SAN FRANCISCO, Aug. 2— Randolph Collier, ''the father of the California freeways,'' died of chronic pulmonary obstruction today in Sacramento, where he had lived since losing his State Senate seat in 1976. He was 81 years old.
Mr. Collier's reputation as a powerful lawmaker grew out of his more than 20 years of service as chairman of the State Senate Transportation Committee. He was the principal author of the Collier-Burns Act of 1947, which led to a surge of highway contruction in the 1950's and 1960's that made California freeways known throughout the world.
For 38 years, the first 20 of them as a Republican, Mr. Collier represented a large rural district in the Siskiyou Mountains of northern California. With his thick shock of white hair and his mastery of legislative wiles, he was also known as ''the silver fox of the Siskiyous.''
Mr. Collier was elected as a Republican in 1938, but switched to the Democratic Party in 1959 when he opposed then Senator William F. Knowland's campaign for the governorship, a campaign that Senator Knowland subsequently lost.
While Mr. Collier's political base was in a mountain area where freeways had little political significance, he used his chairmanship of the Transportation Committee to wield a combination of automobile clubs, public works contractors, construction workers' unions, oil companies and automobile manufacturers and dealers, to authorize California's extensive freeway system.
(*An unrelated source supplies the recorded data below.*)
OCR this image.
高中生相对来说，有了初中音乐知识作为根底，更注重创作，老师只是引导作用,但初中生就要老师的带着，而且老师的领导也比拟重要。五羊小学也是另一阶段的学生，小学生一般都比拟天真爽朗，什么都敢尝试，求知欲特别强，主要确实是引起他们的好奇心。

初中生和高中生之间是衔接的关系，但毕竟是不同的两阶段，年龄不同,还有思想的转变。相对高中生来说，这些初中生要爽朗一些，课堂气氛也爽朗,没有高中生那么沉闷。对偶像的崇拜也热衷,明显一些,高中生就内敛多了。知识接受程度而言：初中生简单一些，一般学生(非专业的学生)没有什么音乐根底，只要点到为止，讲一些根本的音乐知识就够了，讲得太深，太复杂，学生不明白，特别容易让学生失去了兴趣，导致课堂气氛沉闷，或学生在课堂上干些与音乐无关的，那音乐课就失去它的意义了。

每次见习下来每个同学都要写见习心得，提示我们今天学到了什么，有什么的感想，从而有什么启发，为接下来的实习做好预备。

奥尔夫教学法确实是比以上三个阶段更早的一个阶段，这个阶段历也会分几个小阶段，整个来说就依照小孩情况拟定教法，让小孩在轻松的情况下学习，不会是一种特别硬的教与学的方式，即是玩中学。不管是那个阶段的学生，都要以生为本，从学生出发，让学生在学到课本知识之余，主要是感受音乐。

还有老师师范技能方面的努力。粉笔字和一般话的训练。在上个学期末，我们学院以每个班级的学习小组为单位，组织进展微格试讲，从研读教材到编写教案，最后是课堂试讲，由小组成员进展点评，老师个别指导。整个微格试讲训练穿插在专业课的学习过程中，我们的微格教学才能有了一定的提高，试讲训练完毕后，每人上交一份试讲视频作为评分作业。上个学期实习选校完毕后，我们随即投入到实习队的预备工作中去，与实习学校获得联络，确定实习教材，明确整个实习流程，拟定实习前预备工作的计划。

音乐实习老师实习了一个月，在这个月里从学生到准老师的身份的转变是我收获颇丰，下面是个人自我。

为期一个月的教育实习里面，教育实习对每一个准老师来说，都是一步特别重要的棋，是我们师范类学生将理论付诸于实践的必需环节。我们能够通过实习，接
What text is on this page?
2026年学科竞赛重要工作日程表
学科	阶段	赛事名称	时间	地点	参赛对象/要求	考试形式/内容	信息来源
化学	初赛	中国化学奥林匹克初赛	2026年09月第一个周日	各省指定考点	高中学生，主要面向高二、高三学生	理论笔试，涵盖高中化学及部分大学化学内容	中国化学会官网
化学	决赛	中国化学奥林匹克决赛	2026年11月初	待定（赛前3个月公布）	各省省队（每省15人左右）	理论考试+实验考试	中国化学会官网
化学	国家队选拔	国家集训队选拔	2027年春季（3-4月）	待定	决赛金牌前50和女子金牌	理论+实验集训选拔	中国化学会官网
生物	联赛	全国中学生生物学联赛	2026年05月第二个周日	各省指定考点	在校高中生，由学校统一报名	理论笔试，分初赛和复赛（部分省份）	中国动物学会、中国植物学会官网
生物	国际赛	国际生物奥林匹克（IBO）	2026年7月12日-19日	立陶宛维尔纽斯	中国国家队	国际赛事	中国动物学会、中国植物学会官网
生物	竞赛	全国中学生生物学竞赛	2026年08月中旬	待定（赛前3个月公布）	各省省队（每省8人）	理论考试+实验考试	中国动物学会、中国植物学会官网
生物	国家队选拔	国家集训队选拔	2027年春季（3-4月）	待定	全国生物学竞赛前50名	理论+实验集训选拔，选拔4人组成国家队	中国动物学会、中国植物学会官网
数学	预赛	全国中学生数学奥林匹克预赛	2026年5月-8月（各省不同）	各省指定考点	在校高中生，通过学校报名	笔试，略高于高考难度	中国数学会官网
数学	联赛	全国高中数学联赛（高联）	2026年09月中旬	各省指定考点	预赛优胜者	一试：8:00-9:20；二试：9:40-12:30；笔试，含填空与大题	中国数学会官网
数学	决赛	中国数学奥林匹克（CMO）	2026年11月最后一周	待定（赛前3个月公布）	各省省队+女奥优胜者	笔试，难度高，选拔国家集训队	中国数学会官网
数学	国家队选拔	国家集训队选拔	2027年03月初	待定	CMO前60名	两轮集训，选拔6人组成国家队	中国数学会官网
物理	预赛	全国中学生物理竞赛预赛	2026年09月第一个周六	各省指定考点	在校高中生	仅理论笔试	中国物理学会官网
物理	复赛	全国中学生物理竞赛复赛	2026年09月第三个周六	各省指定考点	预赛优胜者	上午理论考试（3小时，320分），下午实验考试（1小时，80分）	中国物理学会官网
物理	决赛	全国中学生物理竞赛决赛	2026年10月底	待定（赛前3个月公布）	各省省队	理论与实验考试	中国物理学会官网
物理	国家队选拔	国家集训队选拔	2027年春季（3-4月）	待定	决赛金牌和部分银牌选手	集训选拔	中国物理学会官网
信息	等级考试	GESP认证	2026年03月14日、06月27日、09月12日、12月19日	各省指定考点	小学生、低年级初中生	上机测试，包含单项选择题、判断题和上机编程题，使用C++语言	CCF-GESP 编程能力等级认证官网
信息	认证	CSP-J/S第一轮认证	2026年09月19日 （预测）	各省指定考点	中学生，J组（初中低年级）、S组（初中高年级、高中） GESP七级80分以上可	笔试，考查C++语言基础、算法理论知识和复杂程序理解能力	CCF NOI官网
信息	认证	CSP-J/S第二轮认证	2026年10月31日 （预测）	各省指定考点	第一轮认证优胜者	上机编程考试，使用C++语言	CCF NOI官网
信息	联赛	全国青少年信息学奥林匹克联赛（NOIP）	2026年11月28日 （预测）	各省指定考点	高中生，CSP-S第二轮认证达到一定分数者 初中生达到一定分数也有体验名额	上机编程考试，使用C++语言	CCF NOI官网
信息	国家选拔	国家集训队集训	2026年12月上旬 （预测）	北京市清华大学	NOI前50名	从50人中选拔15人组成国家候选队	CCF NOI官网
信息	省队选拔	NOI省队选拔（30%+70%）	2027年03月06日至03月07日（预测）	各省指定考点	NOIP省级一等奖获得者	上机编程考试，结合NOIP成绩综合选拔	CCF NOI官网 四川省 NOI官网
Opponent of 'Rabbit Transit'
This group, which Mr. Collier called ''the freeway establishment,'' could count on him to pass bills they wanted and, as ''the fastest gavel in the West,'' to smother those bills it disliked.
He was disliked by many California legislators from the cities because of his practice of withholding mass transit bills from what they believed was a fair hearing in his committee. But Mr. Collier contended that rapid transit systems would never replace Californians' fascination for the automobile, and once referred to a system of buses and railroads to carry people in and out of cities as ''rabbit transit.''
In the end, it was reapportionment that toppled Mr. Collier. He had to campaign in 1976 in a reapportioned district of 15 counties, 13 of which he had never represented before, and lost to the Republican nominee.
Mr. Collier was born in Etna, Calif., the grandson of a former Governor of Alabama. His mother, a suffragette, was born in Tahiti. His father, who had been Attorney General of Alabama, was 60 years old when the younger Mr. Collier was born.
He was himself a father at the age of 73 and again at 76, when his fourth and fifth children, both daughters, were born to his second wife, the former Barbara Hamoui. Mr. Collier's first marriage, to the former Ada Pillsbury, ended in divorce in 1971. Their three children also survive him.